I used to use this metaphor with my kids. I would explain to them that they have an emotional bank account with other people.  Further explaining that when you sarcastically insult a person (even jokingly) you are making a withdrawal from your emotional bank account with them and if you haven’t made enough deposits (compliments and other ways of building them up) then you are risking becoming overdrawn. Take it a step further and you could even take it to the point of bankruptcy or being cut-off. Thus, the importance of deposits (credits) in your accounts.

So how does this apply to sales?

1.      Doing (and accepting) favors – these are easy credits and are double good. Not only can you build up your relationship account balance, but you can also establish credibility in subject matter expertise or as a trusted advisor. Just as important is allowing other to do favors for you. “Give the gift of giving,” This is a tough thing to do for some people, but allowing people to do favors for you is also a credit in some ways. You are allowing them to contribute to you and that is fulfilling to a lot of people. If you are in need of something and you don’t let your peers help, they can actually debit your relationship account for that.

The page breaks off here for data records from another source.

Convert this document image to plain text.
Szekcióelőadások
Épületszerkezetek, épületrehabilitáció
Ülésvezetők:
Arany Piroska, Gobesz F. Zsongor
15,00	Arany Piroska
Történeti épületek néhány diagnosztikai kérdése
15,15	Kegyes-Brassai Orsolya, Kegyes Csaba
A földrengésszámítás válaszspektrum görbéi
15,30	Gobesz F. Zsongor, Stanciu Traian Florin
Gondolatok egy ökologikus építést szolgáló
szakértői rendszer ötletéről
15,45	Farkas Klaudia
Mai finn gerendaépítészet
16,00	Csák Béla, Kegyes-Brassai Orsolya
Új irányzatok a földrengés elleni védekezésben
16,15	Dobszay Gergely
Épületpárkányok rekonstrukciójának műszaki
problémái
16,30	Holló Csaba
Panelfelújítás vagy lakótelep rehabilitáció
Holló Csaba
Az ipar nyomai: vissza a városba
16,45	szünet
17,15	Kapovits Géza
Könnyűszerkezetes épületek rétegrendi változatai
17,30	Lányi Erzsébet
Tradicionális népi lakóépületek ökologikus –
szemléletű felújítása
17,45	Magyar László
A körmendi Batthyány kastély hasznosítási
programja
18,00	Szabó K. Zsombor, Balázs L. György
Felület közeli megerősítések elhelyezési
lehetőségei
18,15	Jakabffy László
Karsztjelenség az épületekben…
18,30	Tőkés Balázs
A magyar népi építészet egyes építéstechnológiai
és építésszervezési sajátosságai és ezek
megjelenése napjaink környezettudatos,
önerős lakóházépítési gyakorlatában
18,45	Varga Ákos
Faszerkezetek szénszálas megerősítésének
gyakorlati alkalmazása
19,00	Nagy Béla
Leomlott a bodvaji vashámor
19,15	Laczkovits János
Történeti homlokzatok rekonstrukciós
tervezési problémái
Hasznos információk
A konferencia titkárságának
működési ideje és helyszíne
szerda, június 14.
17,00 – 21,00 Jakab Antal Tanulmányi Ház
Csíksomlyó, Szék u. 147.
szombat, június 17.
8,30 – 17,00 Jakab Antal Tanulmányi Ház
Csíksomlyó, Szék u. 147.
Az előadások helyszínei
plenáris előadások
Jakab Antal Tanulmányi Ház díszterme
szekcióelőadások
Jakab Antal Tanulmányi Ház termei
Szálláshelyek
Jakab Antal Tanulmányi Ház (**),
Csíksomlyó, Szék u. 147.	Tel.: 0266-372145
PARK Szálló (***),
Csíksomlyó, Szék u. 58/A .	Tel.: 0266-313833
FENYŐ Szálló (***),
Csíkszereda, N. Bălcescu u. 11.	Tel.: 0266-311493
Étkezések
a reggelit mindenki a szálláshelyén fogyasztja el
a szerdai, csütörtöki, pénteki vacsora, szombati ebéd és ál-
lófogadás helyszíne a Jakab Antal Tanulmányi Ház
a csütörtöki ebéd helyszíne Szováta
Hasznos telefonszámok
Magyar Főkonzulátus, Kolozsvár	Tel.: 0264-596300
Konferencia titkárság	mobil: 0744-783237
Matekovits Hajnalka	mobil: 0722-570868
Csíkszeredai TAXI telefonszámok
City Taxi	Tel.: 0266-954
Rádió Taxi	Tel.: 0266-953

2.      Empathy – knowing when to be in “sales mode” and when to be a partner and work on the relationship. As sales people, we all have quotas and we don’t have a relationship quota. We need to close. We need to ask for the business. But, you can gain relationship credits when you know when to ask for the business and when not to. I recently visited a customer who was talking to me about the last 3 jobs they lost to their competitor. Had I jumped into a mode where I stated asking where can I get my next sales from them, they would have debited my relationship account with the fact that I wasn’t in tune with the clues that they were struggling to give me business and maybe even needed my help finding some for themselves. I could have even gained a deposit (credit) had I asked where I could plug into their business and assist, as a partner, in helping them to win over this competitor of theirs.

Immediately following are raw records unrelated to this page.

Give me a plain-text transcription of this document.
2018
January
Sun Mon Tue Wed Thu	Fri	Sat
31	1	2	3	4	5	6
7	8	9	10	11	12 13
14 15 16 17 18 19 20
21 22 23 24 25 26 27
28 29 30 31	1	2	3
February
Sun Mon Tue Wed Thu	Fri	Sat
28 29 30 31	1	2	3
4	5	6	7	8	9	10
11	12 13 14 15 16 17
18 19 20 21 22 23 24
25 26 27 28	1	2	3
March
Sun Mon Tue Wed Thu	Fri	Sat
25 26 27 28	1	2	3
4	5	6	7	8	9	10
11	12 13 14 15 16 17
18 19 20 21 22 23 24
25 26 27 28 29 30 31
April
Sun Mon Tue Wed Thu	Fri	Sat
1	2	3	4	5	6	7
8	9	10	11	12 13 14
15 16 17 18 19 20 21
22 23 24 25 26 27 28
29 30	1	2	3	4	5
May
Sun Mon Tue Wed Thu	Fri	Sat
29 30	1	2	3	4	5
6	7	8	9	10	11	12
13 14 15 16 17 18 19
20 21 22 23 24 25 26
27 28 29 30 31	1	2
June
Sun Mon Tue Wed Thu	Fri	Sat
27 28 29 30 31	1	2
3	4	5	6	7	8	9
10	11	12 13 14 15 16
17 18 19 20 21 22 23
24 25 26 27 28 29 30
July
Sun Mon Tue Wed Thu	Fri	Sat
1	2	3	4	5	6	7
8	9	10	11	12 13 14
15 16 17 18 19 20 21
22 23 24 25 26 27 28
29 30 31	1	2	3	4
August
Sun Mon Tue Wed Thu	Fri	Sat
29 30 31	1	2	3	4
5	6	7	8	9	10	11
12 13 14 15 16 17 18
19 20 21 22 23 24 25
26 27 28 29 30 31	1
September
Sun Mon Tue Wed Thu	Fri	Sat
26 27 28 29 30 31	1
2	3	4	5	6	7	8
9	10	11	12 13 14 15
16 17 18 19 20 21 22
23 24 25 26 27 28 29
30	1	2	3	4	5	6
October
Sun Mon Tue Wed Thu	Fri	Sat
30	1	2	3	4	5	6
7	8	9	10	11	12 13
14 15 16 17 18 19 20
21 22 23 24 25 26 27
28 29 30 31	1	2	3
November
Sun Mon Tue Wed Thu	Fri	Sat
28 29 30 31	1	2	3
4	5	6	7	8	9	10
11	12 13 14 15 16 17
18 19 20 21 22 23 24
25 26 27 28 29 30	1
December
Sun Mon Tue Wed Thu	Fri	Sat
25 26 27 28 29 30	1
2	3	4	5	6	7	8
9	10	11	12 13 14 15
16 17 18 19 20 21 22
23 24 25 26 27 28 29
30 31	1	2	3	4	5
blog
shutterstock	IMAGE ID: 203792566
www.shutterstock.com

3.      Making long term investments – just like in finances, the relationship investments you make should be long term ones. This takes aligning of goals and beliefs. It also takes a period of getting to know each other and above all else – LISTENING. If your partner knows you are listening and understanding their needs, you are making regular deposits day in and day out. Sure, it is okay to diversify your investments and have some short term, high risk ones, but that needs to be part of your strategy and not by accident. You very much need to have a healthy amount of long term stable relationships and that takes investing.

Using these and similar bank account building techniques, you will have strong relationships. In fact, you will be rich. The natural result will be increased sales and who knows you may end up being rich in other ways too.